Burke and his collaborators deserve credit for refusing to define and hew to a particular formula, giving each new album a feel and sound different from those of its precedessors, but the title of this fatally bland collection proves unfortunately ironic. Despite the best efforts of this most incendiary of performers, the music simply never ignites.

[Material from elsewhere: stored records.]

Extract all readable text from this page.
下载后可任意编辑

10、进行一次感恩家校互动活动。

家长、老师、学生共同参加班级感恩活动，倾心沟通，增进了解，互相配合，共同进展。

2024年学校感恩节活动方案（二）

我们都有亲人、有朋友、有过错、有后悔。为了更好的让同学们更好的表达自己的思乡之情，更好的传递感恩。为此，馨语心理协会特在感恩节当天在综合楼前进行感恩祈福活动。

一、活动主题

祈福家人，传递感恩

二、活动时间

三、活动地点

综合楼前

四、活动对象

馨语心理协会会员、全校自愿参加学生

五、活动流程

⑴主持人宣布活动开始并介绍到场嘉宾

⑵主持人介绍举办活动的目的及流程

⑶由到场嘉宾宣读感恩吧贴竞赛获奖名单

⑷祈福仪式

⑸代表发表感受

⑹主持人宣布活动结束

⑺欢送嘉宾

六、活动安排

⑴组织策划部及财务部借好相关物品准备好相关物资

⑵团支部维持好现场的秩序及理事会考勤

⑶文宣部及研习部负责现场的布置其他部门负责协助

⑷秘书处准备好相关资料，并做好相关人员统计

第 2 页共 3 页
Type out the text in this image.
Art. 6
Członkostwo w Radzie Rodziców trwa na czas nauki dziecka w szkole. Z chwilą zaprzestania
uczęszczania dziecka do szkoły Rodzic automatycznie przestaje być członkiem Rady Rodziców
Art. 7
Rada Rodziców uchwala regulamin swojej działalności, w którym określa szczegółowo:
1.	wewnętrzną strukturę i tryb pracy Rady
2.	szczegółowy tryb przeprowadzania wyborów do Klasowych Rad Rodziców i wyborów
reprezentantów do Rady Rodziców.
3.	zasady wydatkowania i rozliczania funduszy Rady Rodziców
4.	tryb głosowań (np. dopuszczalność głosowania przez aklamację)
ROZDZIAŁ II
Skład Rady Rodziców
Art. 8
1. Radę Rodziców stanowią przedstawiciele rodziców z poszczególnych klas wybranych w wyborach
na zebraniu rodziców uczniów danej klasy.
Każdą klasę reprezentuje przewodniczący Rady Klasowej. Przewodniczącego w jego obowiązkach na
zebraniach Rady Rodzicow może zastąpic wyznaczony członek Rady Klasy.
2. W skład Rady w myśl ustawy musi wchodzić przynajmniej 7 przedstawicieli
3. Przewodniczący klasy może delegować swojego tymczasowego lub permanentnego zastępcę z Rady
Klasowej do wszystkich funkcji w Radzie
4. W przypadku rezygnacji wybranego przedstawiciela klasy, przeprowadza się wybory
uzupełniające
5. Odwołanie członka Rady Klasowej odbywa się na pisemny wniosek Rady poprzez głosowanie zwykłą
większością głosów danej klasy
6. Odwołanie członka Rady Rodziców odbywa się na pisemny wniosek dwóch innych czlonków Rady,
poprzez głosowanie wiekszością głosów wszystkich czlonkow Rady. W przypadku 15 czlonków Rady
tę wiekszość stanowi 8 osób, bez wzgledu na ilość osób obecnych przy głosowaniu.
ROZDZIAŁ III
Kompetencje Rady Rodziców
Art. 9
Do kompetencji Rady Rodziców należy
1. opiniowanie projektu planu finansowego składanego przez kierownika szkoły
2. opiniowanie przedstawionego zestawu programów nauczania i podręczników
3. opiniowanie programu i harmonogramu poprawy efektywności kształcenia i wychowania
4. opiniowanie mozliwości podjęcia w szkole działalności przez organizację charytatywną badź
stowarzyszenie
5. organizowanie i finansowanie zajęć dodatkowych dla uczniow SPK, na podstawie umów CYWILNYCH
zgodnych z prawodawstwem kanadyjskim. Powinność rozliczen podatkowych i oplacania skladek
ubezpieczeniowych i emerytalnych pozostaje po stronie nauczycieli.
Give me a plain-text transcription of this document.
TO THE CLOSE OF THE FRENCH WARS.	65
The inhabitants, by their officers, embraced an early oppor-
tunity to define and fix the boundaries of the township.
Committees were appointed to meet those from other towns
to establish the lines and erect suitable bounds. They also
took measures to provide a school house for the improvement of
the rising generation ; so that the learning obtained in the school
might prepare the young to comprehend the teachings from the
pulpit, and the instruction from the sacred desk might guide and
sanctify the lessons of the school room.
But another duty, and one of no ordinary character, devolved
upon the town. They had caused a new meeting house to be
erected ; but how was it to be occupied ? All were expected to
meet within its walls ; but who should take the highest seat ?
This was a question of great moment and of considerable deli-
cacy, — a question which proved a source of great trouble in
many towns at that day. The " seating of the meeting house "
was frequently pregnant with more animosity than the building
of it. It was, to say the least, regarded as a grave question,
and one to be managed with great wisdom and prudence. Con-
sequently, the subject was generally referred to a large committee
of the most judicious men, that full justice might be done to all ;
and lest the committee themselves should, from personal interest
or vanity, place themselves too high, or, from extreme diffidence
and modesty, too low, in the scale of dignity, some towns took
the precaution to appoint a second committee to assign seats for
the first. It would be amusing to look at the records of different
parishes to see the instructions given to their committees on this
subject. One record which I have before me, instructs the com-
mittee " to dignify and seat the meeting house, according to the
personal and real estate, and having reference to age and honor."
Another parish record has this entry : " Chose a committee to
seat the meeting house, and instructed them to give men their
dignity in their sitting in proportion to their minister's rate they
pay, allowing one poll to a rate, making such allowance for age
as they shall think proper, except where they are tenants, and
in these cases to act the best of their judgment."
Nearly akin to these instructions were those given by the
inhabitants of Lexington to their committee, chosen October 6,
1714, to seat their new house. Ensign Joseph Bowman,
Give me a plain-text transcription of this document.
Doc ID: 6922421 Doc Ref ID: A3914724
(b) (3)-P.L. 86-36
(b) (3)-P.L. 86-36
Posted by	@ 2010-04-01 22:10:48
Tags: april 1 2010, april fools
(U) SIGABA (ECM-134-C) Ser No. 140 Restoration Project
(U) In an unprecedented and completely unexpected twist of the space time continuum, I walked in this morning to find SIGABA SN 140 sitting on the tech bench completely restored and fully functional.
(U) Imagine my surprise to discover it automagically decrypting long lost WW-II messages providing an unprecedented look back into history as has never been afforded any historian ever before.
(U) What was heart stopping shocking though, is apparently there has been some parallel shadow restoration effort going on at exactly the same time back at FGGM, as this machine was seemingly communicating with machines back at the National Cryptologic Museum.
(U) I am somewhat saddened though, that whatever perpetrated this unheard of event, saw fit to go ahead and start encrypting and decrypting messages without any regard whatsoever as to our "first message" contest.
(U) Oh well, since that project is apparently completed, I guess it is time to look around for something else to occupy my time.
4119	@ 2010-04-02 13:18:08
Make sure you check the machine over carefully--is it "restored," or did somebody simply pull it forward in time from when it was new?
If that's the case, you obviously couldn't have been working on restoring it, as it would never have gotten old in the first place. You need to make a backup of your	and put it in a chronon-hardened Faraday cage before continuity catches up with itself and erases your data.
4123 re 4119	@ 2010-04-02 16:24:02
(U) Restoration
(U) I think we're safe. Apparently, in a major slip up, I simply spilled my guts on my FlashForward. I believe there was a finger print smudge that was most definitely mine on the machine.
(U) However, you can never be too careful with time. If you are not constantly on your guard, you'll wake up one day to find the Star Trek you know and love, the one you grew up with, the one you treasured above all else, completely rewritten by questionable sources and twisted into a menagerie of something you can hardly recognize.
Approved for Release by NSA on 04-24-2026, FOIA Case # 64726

3 of 4 people found the following review helpful
3.0 out of 5 stars Misses a Spark 22 Feb 2009
By Lee Armstrong - Published on Amazon.com
Format:Audio CD|Verified Purchase
Soloman Burke's "Like a Fire" may not be his very best recording compared to his expansive catalog, but it offers a few strong sounds. The opener "Like a Fire" is a bouncy midtempo track penned by Eric Clapton, "I'm always searching for meaning." Danny Kortchmar who worked with James Taylor & was in the classic band Jo Mama guests on guitar. Keb' Mo's sunny guitar and backing vocals support Soloman on Mo's "We Don't Need It," "So we gathered round the table, told them the news, a look of desperation nearly broke me in two." Soloman burns in a workout on Ben Harper's "A Minute to Rest & a Second to Pray." Soloman's vocals are excellent on Jesse Harris' "What Makes Me Think," despite a plodding feel to the music. One of the better tracks is Jesse Harris' "You & Me" that steps into a good groove with Harris' throbbing acoustic guitar & Rudy Copeland's wailing organ. Soloman Burke's sole credit as a songwriter is with Eric Clapton on "Thank You," a subtle shuffle. After a decidedly midtempo playlist, Burke slows down old school for the lounge weeper "If I Give My Heart to You." "Like a Fire" unfortunately never really ignites. There are some bright spots and great musicianship, but the disc misses a spark. Enjoy!
0 of 1 people found the following review helpful
1.0 out of 5 stars Not up to par 21 Sep 2012
By John C. Cox - Published on Amazon.com
Format:Audio CD|Verified Purchase
Not sure what was going on here but I thought ALL of the songs were uninspired. Mr. Burke did a credible job because of his talent, but there was just very little of the deep feelings I usually get when listening to his older material.